Afonso junto a justiça conseguiu o direito de investigar minuciosamente a casa, mas sempre na presença de um dos policiais responsáveis.

Em uma gaveta da pequena saleta da casa ele encontrou um pequeno pote de vidro com uns papeis dentro, então pediu permissão para ficar com aquele objeto, visto não ser nada de valor, logo obteve a permissão judicial.

O julgamento estava marcado para as nove horas da manhã e o juiz Sandoval Torres era um homem que cumpria seus horários com a maestria de um inglês, às oito e quarenta e cinco já estava sentado em sua cadeira aguardando a hora da ré chegar de sua cela.

Era de fato um dos maiores acontecimentos da história daquela cidade. Quase todos os adultos da vila Iracema Mirim estavam lá para assistir ao julgamento e a condenação daquela assassina fria e calculista.

O responsável pela acusação era o promotor José de Ribamar Siveira, um senhor de 65 anos e já com um histórico longo, jamais perdera um caso e aquele para ele seria apenas mais um o qual ganharia com enorme facilidade, sem nenhuma surpresa.

As nove em ponto o juiz levantou e pediu silêncio no tribunal, a ré já estava sentada no seu lugar reservado. Os juramentos de dizer a verdade e somente a verdade foram feitos e os trabalhos começaram.
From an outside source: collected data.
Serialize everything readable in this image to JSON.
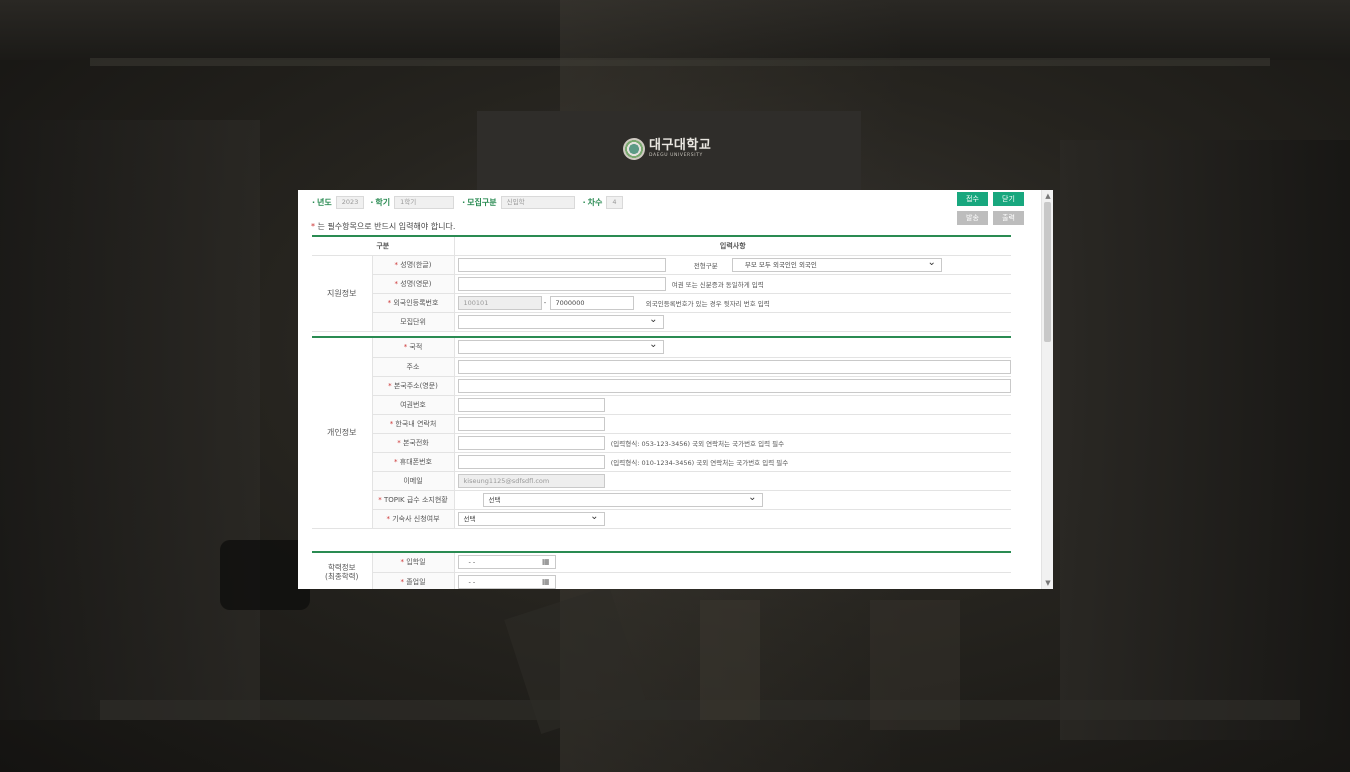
{
  "logo": {
    "korean": "대구대학교",
    "english": "DAEGU UNIVERSITY"
  },
  "topbar": {
    "year_label": "년도",
    "year_value": "2023",
    "term_label": "학기",
    "term_value": "1학기",
    "recruit_label": "모집구분",
    "recruit_value": "신입학",
    "round_label": "차수",
    "round_value": "4"
  },
  "buttons": {
    "submit": "접수",
    "close": "닫기",
    "print": "발송",
    "withdraw": "출력"
  },
  "notice": {
    "star": "*",
    "text": "는 필수항목으로 반드시 입력해야 합니다."
  },
  "headers": {
    "division": "구분",
    "input": "입력사항"
  },
  "sections": {
    "apply": "지원정보",
    "personal": "개인정보",
    "academic_line1": "학력정보",
    "academic_line2": "(최종학력)"
  },
  "apply": {
    "name_kr_label": "성명(한글)",
    "name_kr_value": "",
    "type_label": "전형구분",
    "type_value": "부모 모두 외국인인 외국인",
    "name_en_label": "성명(영문)",
    "name_en_value": "",
    "name_en_hint": "여권 또는 신분증과 동일하게 입력",
    "regno_label": "외국인등록번호",
    "regno_front": "100101",
    "regno_dash": "-",
    "regno_back": "7000000",
    "regno_hint": "외국인등록번호가 있는 경우 뒷자리 번호 입력",
    "unit_label": "모집단위",
    "unit_value": ""
  },
  "personal": {
    "nationality_label": "국적",
    "address_label": "주소",
    "home_address_label": "본국주소(영문)",
    "passport_label": "여권번호",
    "korea_contact_label": "한국내 연락처",
    "home_phone_label": "본국전화",
    "home_phone_hint": "(입력형식: 053-123-3456) 국외 연락처는 국가번호 입력 필수",
    "mobile_label": "휴대폰번호",
    "mobile_hint": "(입력형식: 010-1234-3456) 국외 연락처는 국가번호 입력 필수",
    "email_label": "이메일",
    "email_value": "kiseung1125@sdfsdfl.com",
    "topik_label": "TOPIK 급수 소지현황",
    "topik_value": "선택",
    "dorm_label": "기숙사 신청여부",
    "dorm_value": "선택"
  },
  "academic": {
    "entry_label": "입학일",
    "entry_value": "- -",
    "grad_label": "졸업일",
    "grad_value": "- -"
  },
  "colors": {
    "accent": "#2a8b52",
    "button": "#18a77e"
  },
  "icons": [
    "calendar-icon",
    "chevron-down-icon",
    "scroll-up-icon",
    "scroll-down-icon"
  ]
}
A apreensão era nítida no rosto de todos os presentes da vila, inclusive do padre Antero que havia sido convidado para confessar a ré caso fosse condenada, mas nenhuma apreensão era maior que a do coitado do Lourival diante a possibilidade de sua esposa pegar 30 anos de prisão e da dona Norma que só queria ver a justiça sendo feita. Naquela ocasião todos já sabiam que sua amizade ia além de uma simples amizade com a vítima.

Com a arma do crime nas mãos o promotor foi diante dos jurados e começou a sua explanação de forma contundente:

- Pasmem vocês para frieza da ré, a senhora Janu, não se contentou apenas em dar uma lição na vítima, a dopou de álcool, amarrou a cama, arrancou seu seio e sua parte intima para dar ao seu cão, cravou-lhe este punhal no coração e ainda deixou escrito coisas terríveis no corpo da vítima. Além de uma assassina que precisa ser retirada de sociedade é uma perversa sádica, por favor, condenem essa senhora ou novas vítimas irão ser mortas com a mesma crueldade e quem sabe a vítima dessa vez pode ser eu, vocês ou um parente de vocês, pensem nisso.

Janu não suportando aquela pressão gritou em súplica chorando:

- Pelo amor de Deus, eu sou inocente!

Logo foi interrompida pelo juiz pedindo silêncio no tribunal e que só poderia falar quando fosse interrogada.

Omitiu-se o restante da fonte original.